Deplorare tutto questo sarebbe una perdita di tempo, ma è nelle autopsie che si apprendono nuove lezioni di anatomia. Nel caso presente, la strategia ideologica o discorsiva toccata da Rorty si può intendere come un’imprevista estensione della figura fondamentale utilizzata da Marx per lo sviluppo e le dinamiche della società (figura che percorre i Grundrisse e lega i manoscritti del 1844 al Capitale lungo una linea ininterrotta). Intendo la nozione essenziale di separazione (che compare quando Marx descrive la produzione del proletariato nei termini della sua separazione dai mezzi di produzione: per esempio l’enclosure, l’esclusione dei contadini dalla loro terra). Non credo sia mai esistito un marxismo fondato su questa particolare figura189, nonostante la sua affinità con altre figure, come l’alienazione, la reificazione e la mercificazione, le quali hanno tutte dato origine a precise tendenze ideologiche (per non dire scuole) in seno allo stesso marxismo.

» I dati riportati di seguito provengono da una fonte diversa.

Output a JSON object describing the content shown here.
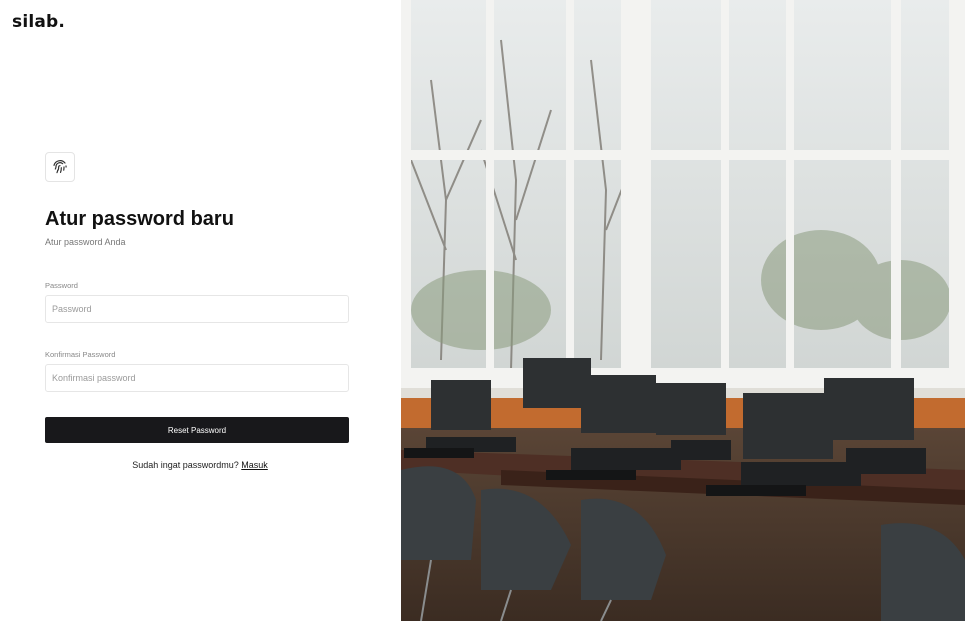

Ma forse la logica della separazione si è fatta ancor più rilevante nella nostra epoca, nonché per la diagnosi del postmodernismo, in cui la frammentazione psichica e la resistenza alle totalità, l’interrelazione mediante la differenza e il presente schizofrenico e, soprattutto, la delegittimazione sistematica qui descritta esemplificano tutte, in una maniera o nell’altra, la natura proteiforme e gli effetti di questo particolare processo disgiuntivo.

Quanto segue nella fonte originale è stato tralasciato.